PMCID: PMC8217255  NIHMSID: NIHMS1696692  PMID: 33892175

Abstract

Purpose:

Fractures in vertebral bodies are among the most common complications of osteoporosis and other bone diseases. However, studies that aim to predict future fractures and assess general spine health must manually delineate vertebral bodies and intervertebral discs in imaging studies for further radiomic analysis. This study aims to develop a deep learning system that can automatically and rapidly segment (delineate) vertebrae and discs in MR, CT, and X-ray imaging studies.

Results:

We constructed a neural network to output 2D segmentations for MR, CT, and X-ray imaging studies. We trained the network on 4490 MR, 550 CT, and 1935 X-ray imaging studies (post-data augmentation) spanning a wide variety of patient populations, bone disease statuses, and ages from 2005–2020. Evaluated using 5-fold cross validation, the network was able to produce median Dice scores > 0.95 across all modalities for vertebral bodies and intervertebral discs (on the most central slice for MR/CT and on image for X-ray). Furthermore, radiomic features (skewness, kurtosis, mean of positive value pixels, and entropy) calculated from predicted segmentation masks were highly accurate (r ≥ 0.96 across all radiomic features when compared to ground truth). Mean time to produce outputs was < 1.7 seconds across all modalities.

Conclusions:

Our network was able to rapidly produce segmentations for vertebral bodies and intervertebral discs for MR, CT, and X-ray imaging studies. Furthermore, radiomic quantities derived from these segmentations were highly accurate. Since this network produced outputs rapidly for these modalities which are commonly used, it can be put to immediate use for radiomic and clinical imaging studies assessing spine health.

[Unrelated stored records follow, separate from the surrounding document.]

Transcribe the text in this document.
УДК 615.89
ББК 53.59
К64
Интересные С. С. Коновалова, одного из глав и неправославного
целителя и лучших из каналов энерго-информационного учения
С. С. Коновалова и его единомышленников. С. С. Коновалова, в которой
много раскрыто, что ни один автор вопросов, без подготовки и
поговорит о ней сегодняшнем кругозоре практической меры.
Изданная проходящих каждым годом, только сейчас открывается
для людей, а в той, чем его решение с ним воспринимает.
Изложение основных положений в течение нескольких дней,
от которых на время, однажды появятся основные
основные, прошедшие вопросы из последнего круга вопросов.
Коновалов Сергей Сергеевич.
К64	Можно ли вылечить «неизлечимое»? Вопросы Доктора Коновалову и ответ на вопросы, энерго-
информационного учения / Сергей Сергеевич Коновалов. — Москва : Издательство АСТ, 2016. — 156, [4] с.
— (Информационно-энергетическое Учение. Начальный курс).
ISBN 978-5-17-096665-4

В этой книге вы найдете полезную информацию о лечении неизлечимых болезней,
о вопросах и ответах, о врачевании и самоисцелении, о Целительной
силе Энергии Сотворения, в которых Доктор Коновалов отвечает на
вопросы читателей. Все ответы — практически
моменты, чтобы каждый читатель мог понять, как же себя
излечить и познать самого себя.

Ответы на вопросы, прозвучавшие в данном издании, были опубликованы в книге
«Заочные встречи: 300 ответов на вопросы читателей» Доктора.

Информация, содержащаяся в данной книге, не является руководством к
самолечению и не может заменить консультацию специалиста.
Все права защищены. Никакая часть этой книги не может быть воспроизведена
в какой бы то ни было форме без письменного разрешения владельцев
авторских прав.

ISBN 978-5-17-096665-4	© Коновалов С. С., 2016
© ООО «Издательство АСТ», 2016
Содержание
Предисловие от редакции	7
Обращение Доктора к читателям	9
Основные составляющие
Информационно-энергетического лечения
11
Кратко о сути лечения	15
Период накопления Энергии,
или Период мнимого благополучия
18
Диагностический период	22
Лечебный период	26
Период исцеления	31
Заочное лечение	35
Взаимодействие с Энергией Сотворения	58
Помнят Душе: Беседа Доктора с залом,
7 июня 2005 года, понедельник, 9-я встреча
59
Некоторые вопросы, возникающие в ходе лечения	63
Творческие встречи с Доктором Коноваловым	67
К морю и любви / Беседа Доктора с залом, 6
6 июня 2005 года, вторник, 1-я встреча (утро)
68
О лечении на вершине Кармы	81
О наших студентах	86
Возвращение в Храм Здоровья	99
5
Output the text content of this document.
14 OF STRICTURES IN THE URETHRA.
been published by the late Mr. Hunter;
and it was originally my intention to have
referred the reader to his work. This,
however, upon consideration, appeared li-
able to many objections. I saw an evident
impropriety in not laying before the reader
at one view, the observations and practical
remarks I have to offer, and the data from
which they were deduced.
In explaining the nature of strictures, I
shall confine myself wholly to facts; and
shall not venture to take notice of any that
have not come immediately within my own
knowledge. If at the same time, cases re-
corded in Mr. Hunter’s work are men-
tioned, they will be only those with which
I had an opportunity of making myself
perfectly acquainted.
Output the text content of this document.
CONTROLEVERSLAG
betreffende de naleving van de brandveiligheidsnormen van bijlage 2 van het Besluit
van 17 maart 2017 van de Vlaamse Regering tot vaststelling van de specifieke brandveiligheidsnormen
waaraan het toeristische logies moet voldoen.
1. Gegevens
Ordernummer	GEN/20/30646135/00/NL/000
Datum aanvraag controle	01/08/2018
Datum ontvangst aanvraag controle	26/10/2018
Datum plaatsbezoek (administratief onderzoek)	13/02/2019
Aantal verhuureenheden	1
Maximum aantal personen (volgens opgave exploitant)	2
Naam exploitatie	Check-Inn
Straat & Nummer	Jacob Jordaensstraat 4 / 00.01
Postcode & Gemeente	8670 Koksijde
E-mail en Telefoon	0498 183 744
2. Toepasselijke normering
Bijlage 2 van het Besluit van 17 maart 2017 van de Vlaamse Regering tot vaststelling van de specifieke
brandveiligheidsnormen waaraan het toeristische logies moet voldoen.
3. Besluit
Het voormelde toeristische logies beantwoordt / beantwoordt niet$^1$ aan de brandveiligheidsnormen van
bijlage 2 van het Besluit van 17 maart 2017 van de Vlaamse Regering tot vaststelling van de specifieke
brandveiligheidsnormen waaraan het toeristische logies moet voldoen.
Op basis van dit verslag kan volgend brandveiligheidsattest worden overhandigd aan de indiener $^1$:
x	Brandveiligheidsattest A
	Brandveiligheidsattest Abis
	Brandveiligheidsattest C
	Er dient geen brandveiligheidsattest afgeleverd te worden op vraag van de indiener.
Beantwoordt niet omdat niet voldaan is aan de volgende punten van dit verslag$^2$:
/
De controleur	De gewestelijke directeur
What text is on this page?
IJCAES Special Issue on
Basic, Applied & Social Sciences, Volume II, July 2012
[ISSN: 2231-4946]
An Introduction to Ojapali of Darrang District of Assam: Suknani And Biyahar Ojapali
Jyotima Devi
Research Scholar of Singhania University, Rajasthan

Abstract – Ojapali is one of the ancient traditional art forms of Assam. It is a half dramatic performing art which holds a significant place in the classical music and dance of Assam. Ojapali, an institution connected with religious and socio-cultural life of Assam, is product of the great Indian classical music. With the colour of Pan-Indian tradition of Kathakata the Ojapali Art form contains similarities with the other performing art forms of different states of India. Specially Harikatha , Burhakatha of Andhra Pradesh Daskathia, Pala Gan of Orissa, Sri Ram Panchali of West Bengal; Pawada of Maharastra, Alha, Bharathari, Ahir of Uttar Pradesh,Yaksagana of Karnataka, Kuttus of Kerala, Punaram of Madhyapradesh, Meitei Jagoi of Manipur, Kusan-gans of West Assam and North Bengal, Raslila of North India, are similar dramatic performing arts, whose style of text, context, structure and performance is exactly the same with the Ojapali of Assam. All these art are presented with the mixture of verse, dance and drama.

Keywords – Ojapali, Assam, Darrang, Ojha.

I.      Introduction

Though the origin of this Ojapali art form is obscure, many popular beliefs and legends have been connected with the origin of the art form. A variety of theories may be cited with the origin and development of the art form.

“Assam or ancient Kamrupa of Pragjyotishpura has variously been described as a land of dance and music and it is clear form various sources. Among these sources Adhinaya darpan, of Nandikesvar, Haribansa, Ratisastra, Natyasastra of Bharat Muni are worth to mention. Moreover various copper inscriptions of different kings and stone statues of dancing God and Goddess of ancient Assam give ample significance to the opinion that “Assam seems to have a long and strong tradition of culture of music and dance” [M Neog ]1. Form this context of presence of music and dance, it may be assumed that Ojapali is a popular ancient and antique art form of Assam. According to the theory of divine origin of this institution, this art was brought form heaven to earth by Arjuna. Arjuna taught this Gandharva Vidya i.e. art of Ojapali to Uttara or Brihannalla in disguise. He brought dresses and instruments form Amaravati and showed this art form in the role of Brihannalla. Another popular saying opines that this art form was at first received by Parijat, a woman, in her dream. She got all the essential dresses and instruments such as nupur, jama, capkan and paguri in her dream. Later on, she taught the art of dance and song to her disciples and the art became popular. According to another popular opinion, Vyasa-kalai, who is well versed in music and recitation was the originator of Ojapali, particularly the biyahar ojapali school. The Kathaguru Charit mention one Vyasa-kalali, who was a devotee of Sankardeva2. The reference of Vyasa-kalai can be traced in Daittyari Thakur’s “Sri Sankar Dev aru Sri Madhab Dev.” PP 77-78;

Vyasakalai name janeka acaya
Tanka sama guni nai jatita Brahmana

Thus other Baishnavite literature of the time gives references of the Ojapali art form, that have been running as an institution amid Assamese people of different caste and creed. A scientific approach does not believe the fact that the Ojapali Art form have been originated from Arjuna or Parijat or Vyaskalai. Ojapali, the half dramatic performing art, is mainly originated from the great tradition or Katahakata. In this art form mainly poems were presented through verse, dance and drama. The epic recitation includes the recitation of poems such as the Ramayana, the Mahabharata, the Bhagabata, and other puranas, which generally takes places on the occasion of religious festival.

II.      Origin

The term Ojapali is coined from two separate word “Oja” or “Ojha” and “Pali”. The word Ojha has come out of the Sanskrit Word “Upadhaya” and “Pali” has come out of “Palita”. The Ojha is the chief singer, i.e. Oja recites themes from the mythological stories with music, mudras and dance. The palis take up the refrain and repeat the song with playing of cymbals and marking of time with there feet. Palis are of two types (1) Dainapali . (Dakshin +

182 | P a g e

Keywords: Artificial Intelligence, Radiomics, Vertebral Bodies and Intervertebral Discs, Bone Disease, Image Analysis

1. Introduction:

In the United States, millions of individuals suffer complications as a result of spine and bone disorders each year. For example, among the 10 million individuals who are diagnosed with osteoporosis, almost 50% of fractures arise from vertebral bodies [1], [2]. Complications of bone diseases, vertebral fractures in particular, present an especially high burden on individuals, resulting in reduced mobility, increased back pain, increased depression, and increased mortality among patients [3].

Recently, quantitative research efforts have been undertaken to determine how imaging data can be used to gather information about underlying bone/spine disease or diagnose diseases. Quantities derived from imaging studies, termed collectively as radiomics, have allowed researchers to accurately predict underlying bone health. For example, MR-based radiomic features differentiated metastatic from non-metastatic vertebral bodies in patients with bone marrow metastatic disease [4]. Other studies show how radiomics-based models can automatically diagnose hematologic marrow diseases from MR studies at a level comparable to trained radiologists [5].

However, an issue with radiomics analyses is that they rely on individuals to segment (i.e. outline) regions of interest for quantification. This segmentation process is time-consuming, since it is done manually for each vertebral body in an imaging study, and is a hamper to the deployment of radiomics based solutions in the clinical field. Artificial intelligence (AI) algorithms offer a way to automate the segmentation process in a rapid and accurate manner. A specific subset of AI, called deep learning (DL), offers algorithms that can extract features from images to detect and classify objects. In medical research, these DL algorithms (specifically neural networks) have been used to predict diagnoses and mark clinically relevant areas in imaging studies. Neural networks are especially well posed to solve problems in medical imaging since they are able to efficiently learn how to solve problems involving classification and image feature extraction [6].

In a DL system, it is possible to create a neural network that detects vertebral bodies within imaging studies and segments (delineates) them. These segmentations can be input to popular radiomics software and to produce quantities (e.g. skewness, kurtosis, mean pixel value, and entropy) based on the underlying pixel-values isolated within segmentation outlines, independent of modality. Prior approaches to this problem have shown DL systems can work for performing segmentation within one imaging modality [7]–[9]; however, no study has been able to show a network design that performs well across multiple modalities. Furthermore, some of these approaches only work well on one region of the spine (lumbar, thoracic, or cervical) thus limiting clinical applicability.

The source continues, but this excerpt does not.